Pope Francis kisses Holocaust survivor’s Auschwitz tattoo

Pope Francis greets Lidia Maksymowicz, a survivor of the Auschwitz death camp, as he leaves his weekly general audience in Vatican City, May 26, 2021. He bent down and kissed the number she had tattooed on her arm during the Holocaust. (Franco Origlia/Getty Images)

(JTA) — Pope Francis kissed the number tattooed on a Holocaust survivor’s arm during his weekly meeting with members of the public on Thursday.

Lidia Maksymowicz, 81, showed the pope her number, and Francis got down on a knee to kiss it. The two did not exchange words, she told Vatican News.

“We understood each other with a glance,” Maksymowicz said, adding the pontiff’s gesture “has strengthened me and reconciled me with the world.”
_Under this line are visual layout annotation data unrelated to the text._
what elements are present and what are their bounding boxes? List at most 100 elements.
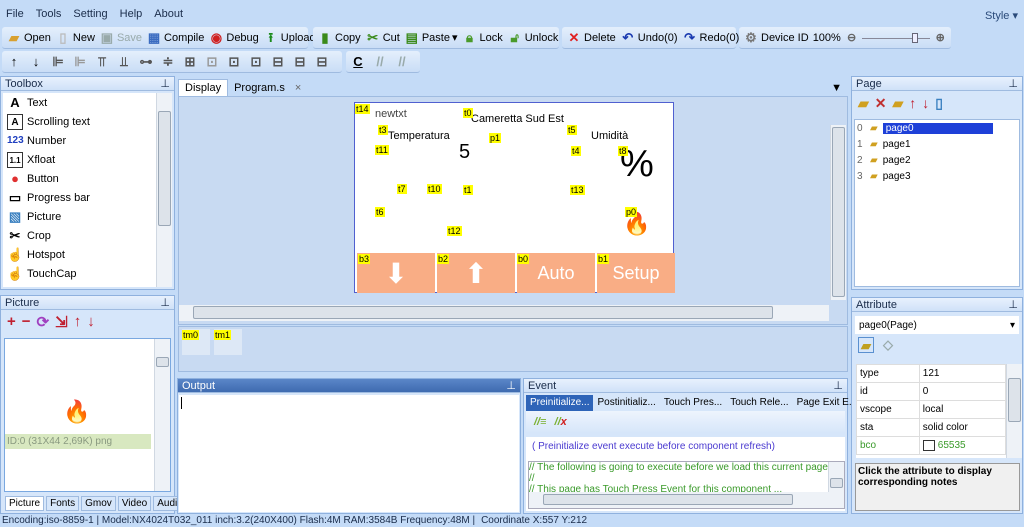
- pin-icon[interactable]: ⊥: [1008, 77, 1018, 90]
- tabs-dropdown-icon[interactable]: ▼: [825, 80, 848, 96]
- code-hscrollbar[interactable]: [529, 492, 829, 508]
- align-bottom-icon[interactable]: ⫫: [116, 54, 132, 70]
- toolbox-item-button[interactable]: ● Button: [3, 169, 172, 188]
- redo-button[interactable]: ↷ Redo(0): [682, 30, 739, 46]
- component-tag[interactable]: b1: [597, 254, 610, 264]
- align-right-icon[interactable]: ⊫: [72, 54, 88, 70]
- toolbox-item-xfloat[interactable]: 1.1 Xfloat: [3, 150, 172, 169]
- attribute-scrollbar[interactable]: [1006, 364, 1022, 458]
- component-tag[interactable]: t14: [355, 104, 370, 114]
- same-height-icon[interactable]: ⊟: [270, 54, 286, 70]
- open-button[interactable]: ▰ Open: [6, 30, 51, 46]
- grid-icon[interactable]: ⊞: [182, 54, 198, 70]
- design-vscrollbar[interactable]: [830, 125, 846, 300]
- tab-postinitialize[interactable]: Postinitializ...: [593, 395, 659, 411]
- zoom-slider-thumb[interactable]: [912, 32, 919, 43]
- sort-alpha-icon[interactable]: ◇: [880, 337, 896, 353]
- undo-button[interactable]: ↶ Undo(0): [620, 30, 677, 46]
- picture-list-item[interactable]: ID:0 (31X44 2,69K) png: [5, 434, 151, 449]
- menu-setting[interactable]: Setting: [67, 6, 113, 24]
- code-vscrollbar[interactable]: [828, 462, 844, 508]
- zoom-in-icon[interactable]: ⊕: [934, 30, 947, 46]
- attribute-row[interactable]: bco 65535: [856, 436, 1007, 455]
- align-left-icon[interactable]: ⊫: [50, 54, 66, 70]
- cut-button[interactable]: ✂ Cut: [365, 30, 400, 46]
- tab-preinitialize[interactable]: Preinitialize...: [526, 395, 594, 411]
- canvas-title[interactable]: Cameretta Sud Est: [471, 113, 564, 125]
- menu-about[interactable]: About: [148, 6, 189, 24]
- move-down-icon[interactable]: ↓: [87, 313, 95, 331]
- add-icon[interactable]: +: [7, 313, 16, 331]
- import-icon[interactable]: ⇲: [55, 313, 68, 331]
- output-textarea[interactable]: [179, 395, 519, 512]
- toolbox-item-progress-bar[interactable]: ▭ Progress bar: [3, 188, 172, 207]
- insert-page-icon[interactable]: ▰: [893, 95, 904, 112]
- component-tag[interactable]: t3: [378, 125, 388, 135]
- h-spacing-icon[interactable]: ⊡: [226, 54, 242, 70]
- attribute-row[interactable]: type 121: [856, 364, 1007, 383]
- same-width-icon[interactable]: ⊡: [204, 54, 220, 70]
- attribute-value[interactable]: 0: [918, 382, 1007, 401]
- pin-icon[interactable]: ⊥: [1008, 298, 1018, 311]
- toolbox-item-number[interactable]: 123 Number: [3, 131, 172, 150]
- delete-page-icon[interactable]: ✕: [875, 95, 887, 112]
- component-tag[interactable]: t13: [570, 185, 585, 195]
- component-tag[interactable]: b2: [437, 254, 450, 264]
- center-vertical-icon[interactable]: ≑: [160, 54, 176, 70]
- event-code-editor[interactable]: // The following is going to execute bef…: [528, 461, 845, 509]
- timer-tm0[interactable]: tm0: [182, 330, 200, 340]
- toolbox-item-picture[interactable]: ▧ Picture: [3, 207, 172, 226]
- comment-icon[interactable]: //≡: [534, 416, 547, 428]
- page-item[interactable]: 1 ▰ page1: [855, 136, 1019, 152]
- sort-icon[interactable]: ▰: [858, 337, 874, 353]
- pin-icon[interactable]: ⊥: [160, 77, 170, 90]
- picture-scrollbar[interactable]: [154, 339, 170, 491]
- attribute-row[interactable]: id 0: [856, 382, 1007, 401]
- h-spacing-equal-icon[interactable]: ⊡: [248, 54, 264, 70]
- copy-button[interactable]: ▮ Copy: [317, 30, 360, 46]
- upload-button[interactable]: ⭱ Upload: [263, 30, 316, 46]
- tab-program[interactable]: Program.s: [228, 80, 291, 96]
- tab-picture[interactable]: Picture: [5, 496, 45, 511]
- attribute-value[interactable]: solid color: [918, 418, 1007, 437]
- design-hscrollbar[interactable]: [179, 305, 829, 321]
- toolbox-item-text[interactable]: A Text: [3, 93, 172, 112]
- component-tag[interactable]: p1: [489, 133, 502, 143]
- component-tag[interactable]: t0: [463, 108, 473, 118]
- page-item[interactable]: 0 ▰ page0: [855, 120, 1019, 136]
- move-up-icon[interactable]: ↑: [74, 313, 82, 331]
- send-backward-icon[interactable]: ↓: [28, 54, 44, 70]
- tab-video[interactable]: Video: [117, 496, 152, 511]
- align-top-icon[interactable]: ⫪: [94, 54, 110, 70]
- component-tag[interactable]: t5: [567, 125, 577, 135]
- toolbox-scrollbar[interactable]: [156, 93, 172, 287]
- component-tag[interactable]: t12: [447, 226, 462, 236]
- move-up-icon[interactable]: ↑: [909, 95, 916, 112]
- component-tag[interactable]: t8: [618, 146, 628, 156]
- save-button[interactable]: ▣ Save: [99, 30, 142, 46]
- replace-icon[interactable]: ⟳: [37, 313, 50, 331]
- canvas-newtxt[interactable]: newtxt: [375, 108, 407, 120]
- attribute-value[interactable]: 121: [918, 364, 1007, 383]
- display-canvas[interactable]: newtxt Cameretta Sud Est Temperatura Umi…: [354, 102, 675, 293]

Maksymowicz, a Polish citizen now living in Krakow, was deported to Auschwitz from her native Belarus before she turned 3. At the camp she was subjected to the work of the infamous Nazi doctor Josef Mengele, who experimented on Jewish prisoners.

In recent years, Maksymowicz has participated in events sponsored by the Catholic charity Sant’Egidio aimed at educating youth about the Holocaust.

Francis has frequently issued firm denunciations of antisemitism and often met with Jewish groups and delegations. He visited Auschwitz in 2016, where he engaged in silent prayer. In 2018, he said “The memory of the Shoah and its atrocious violence must never be forgotten.”